Лука перешел на другую сторону улицы и по узенькому ухабистому проулку спустился к Куре. Ему очень не хотелось идти туда, и он мечтал, чтобы Конопатого там не оказалось. Но если другие могли усомниться, то Лука знал наверняка, что огненно-рыжий Альберт должен был ждать его на берегу Куры.

Глава пятая

В сентябре тетя Нуца, которая была старше своей сестры на пятьдесят минут, скоропостижно скончалась. Скончалась во сне, в собственной постели, безмолвно и безропотно. По всей вероятности, в полночь, потому что тетя Нато приблизительно в шесть часов утра подняла ужасный крик и переполошила весь двор. Балкон второго этажа заполнили соседи. Перепуганные, они взбегали по лестнице и спрашивали, в чем дело. Потом, узнав, что произошло, сокрушенно качали головами и молча стояли, выстроившись вдоль стены. Некоторые успокаивали и утешали тетю Нато, в основном — женщины.

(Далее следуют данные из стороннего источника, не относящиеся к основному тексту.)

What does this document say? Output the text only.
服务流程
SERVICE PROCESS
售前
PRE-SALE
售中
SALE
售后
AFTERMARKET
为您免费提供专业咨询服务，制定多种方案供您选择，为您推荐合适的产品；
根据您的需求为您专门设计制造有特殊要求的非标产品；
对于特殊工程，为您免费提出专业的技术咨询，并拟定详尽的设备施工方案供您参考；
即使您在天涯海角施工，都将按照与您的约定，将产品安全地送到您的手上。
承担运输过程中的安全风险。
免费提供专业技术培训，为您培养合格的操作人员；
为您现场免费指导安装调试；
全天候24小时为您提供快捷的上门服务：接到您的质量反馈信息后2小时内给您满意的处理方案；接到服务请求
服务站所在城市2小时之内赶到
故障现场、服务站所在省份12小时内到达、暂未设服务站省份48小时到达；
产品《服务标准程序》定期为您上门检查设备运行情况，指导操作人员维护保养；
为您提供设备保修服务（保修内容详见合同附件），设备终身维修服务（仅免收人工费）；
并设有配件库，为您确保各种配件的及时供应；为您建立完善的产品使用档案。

Затем все стихло. Тетя Нато с опухшими от слез глазами сидела возле покойной, уставясь в одну точку, и на негромкие вопросы соседок отвечала шепотом, словно все они старались что-то скрыть от усопшей. Соседки из этой беседы узнали, что у бедной Нуцы за семьдесят лет даже ноготок ни разу не заболел. И все единодушно заключили, что ее смерть вызвана волнениями по поводу младшей сестры.

Пожалуй, это и в самом деле было так. Близнецы уже закончили гимназию, когда их сестра — впоследствии мать Луки — вздумала появиться на свет. К несчастью, мать их умерла родами, и старшим сестрам пришлось взять на себя все заботы о младенце. Кстати сказать, они неплохо воспитали младшую сестру. Ради того, чтобы она могла закончить университет, переехали из Кутаиси в Тбилиси. Они ее любили какой-то особенной любовью, холили и лелеяли, буквально тряслись над ней — ветерку не давали на нее подуть. Первый удар младшая сестра нанесла им, когда, еще не окончив университета, заявила, что выходит замуж, и представила им молодца в военной форме — Гоги Джорджадзе. Возмущение старших сестер не принесло никакого результата, разумеется, они вовсе не хотели, чтобы младшая сестра тоже оставалась старой девой, но им было жаль отдавать свою любимицу какому-то кавалеристу, кочующему по свету и не имеющему ни кола ни двора.

А теперь они и вовсе потеряли покой — прошло почти три месяца, а они ничего не знали о своей младшей сестре. С утра до вечера, каждую минуту, каждую секунду тревожились и беспокоились сестры, и не только до вечера. Лука до поздней ночи слышал их голоса. Иногда он просыпался среди ночи и прислушивался, хотя заранее знал, о чем они говорили и что лишало их сна.

Лука, не находя себе места, бродил по комнатам, в которых толпились соседи, и галерее. Время от времени он выходил на балкон. Облокотясь на перила, следил за течением Куры. Ему было жаль неподвижно застывшую в своей постели тетушку, у которой лицо еще больше сморщилось и пожелтело. Правда, вместо муки и боли лицо усопшей выражало полный покой.

Когда соседи выспрашивали у тети Нато причину смерти сестры, Лука пугался — вдруг она и в этом станет обвинять его отца. Но тетушка и словом не обмолвилась об отце. Она все время вспоминала пропавшую младшую сестру, звала ее, умоляла в последний раз взглянуть на любящую и заботливую наставницу.

Всеобщее первоначальное оцепенение вскоре прошло. Онемевшие соседи вновь обрели дар речи и начали готовиться к похоронам. Они совещались и спорили. Лука издали к ним прислушивался, и ритуал похорон казался ему столь сложным, что он испугался: если все эти правила необходимо соблюсти, тетю Нуцу, наверно, никогда не похоронят!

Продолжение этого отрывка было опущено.